I don't get it? Why would you wait till 17" of snow was on the ground BEFORE you went out to plow I understand that its hard to see in a blizzard but without have snow banks already established to show you where your boundaries are, your going to have one hell of a time, not too mention pushing that much snow is rough!

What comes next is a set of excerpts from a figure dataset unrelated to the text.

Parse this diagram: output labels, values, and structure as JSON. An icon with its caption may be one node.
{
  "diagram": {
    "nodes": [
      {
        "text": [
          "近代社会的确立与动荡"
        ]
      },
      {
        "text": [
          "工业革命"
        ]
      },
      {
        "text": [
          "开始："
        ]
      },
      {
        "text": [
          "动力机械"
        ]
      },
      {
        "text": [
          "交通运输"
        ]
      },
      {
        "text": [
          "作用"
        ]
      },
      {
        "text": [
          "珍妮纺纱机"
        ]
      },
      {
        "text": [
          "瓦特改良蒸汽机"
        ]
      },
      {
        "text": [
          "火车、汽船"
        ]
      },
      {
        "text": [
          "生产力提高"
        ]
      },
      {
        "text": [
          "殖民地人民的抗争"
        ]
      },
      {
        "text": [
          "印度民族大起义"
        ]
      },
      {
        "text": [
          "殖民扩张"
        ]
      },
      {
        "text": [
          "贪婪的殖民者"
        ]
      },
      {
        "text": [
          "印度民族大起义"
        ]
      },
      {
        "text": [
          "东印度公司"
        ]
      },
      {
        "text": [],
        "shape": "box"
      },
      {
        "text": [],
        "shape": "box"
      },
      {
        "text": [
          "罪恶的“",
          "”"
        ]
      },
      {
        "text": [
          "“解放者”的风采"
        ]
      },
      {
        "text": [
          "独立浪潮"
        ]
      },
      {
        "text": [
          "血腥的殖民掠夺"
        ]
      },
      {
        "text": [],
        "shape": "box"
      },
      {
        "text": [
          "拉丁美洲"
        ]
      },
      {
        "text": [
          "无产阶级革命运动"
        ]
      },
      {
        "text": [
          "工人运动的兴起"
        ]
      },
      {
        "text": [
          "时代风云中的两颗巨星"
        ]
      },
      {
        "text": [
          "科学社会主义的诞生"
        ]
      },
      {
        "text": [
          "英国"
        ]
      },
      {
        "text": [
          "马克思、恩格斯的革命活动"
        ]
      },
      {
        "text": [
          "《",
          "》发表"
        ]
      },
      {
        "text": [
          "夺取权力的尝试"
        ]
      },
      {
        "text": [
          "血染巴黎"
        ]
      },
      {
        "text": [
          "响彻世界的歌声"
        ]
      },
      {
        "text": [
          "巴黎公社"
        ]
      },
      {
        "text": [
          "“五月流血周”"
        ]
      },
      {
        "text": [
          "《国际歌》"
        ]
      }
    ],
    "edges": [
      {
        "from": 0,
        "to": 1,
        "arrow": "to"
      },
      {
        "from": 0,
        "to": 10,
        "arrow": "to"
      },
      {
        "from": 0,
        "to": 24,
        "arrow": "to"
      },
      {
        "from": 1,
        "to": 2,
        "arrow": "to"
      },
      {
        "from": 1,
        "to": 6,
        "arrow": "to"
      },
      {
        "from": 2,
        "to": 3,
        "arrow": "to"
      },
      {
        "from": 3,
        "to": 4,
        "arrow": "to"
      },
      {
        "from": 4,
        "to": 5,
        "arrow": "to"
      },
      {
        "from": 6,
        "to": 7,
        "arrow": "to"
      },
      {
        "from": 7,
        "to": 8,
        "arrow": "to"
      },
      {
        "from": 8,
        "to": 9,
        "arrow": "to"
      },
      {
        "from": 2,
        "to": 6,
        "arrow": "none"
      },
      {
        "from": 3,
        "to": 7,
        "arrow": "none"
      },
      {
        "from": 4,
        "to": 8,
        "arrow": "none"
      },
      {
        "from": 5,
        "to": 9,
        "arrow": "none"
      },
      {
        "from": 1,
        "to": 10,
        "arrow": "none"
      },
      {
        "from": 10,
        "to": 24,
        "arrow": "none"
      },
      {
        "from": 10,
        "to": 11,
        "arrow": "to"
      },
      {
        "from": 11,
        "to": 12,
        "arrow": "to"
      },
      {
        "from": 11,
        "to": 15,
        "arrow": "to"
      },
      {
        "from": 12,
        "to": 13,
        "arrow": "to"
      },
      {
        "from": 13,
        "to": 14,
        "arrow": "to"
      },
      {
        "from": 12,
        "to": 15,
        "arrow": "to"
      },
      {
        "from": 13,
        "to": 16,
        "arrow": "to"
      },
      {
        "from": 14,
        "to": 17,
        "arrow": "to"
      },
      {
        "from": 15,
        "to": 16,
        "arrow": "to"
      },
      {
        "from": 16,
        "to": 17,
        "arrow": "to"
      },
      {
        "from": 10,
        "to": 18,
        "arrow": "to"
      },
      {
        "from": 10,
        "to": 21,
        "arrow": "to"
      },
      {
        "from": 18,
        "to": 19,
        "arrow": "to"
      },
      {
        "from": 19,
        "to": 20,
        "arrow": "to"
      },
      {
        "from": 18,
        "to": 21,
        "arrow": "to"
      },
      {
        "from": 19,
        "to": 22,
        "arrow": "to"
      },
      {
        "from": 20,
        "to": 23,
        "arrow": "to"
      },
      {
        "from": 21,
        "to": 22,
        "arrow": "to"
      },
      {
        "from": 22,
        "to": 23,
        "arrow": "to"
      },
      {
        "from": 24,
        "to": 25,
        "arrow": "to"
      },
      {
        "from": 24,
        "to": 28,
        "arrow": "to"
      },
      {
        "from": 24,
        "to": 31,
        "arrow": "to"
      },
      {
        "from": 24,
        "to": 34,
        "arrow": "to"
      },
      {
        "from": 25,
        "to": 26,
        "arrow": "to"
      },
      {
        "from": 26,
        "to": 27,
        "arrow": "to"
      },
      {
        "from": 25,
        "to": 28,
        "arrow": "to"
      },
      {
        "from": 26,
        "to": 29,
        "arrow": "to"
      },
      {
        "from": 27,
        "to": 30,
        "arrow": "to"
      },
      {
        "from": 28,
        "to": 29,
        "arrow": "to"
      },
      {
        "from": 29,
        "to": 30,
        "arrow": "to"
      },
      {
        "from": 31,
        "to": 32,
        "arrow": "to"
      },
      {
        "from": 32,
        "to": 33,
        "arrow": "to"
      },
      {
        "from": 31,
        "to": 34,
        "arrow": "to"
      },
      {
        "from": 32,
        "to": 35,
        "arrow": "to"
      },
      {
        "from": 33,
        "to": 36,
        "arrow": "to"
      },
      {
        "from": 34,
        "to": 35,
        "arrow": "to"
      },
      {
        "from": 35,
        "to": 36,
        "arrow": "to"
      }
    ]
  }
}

I'm just jealous, we basically need sunblock today.....:crying: 
Have fun boys.


----------



## PlowMan03 (Dec 31, 2003)

Just started here at 11 and there is close to an inch on the ground. Last report I got said that we could get up 18" payup payup I am gonna be heading out soon  You guys be safe out there.


----------



## sir spaniourd (Jan 7, 2005)

4-5" on the ground. with the drifts some places 15", some other bare pavement.


----------



## echovalley (Dec 5, 2004)

Stopped for a quick bite to eat about 20-22 inches out there right now and still snowing heavy,this is one for the record books.


----------



## grassmanvt (May 27, 2004)

Cloudy here. 45 and sunny later this week.


----------



## JDsnowremoval (Nov 9, 2005)

22 inches South Windsor CT


----------



## PSDF350 (Jul 30, 2004)

About 3" here in SW NH.


----------



## SnoFarmer (Oct 15, 2004)

we had flurries last night and +5deg... lol:waving:


----------



## brunosplace (Dec 30, 2004)

Ann Arbor, MI, 

0" :crying: :angry:


----------



## blk90s13 (Sep 1, 2005)

krewl1 said:


> 9am and we have 17 inches of snow here in Asbury NJ. Finally time to use this plow for the first time. WOoohoooo


where in asbury are you man ? i work in neptune


----------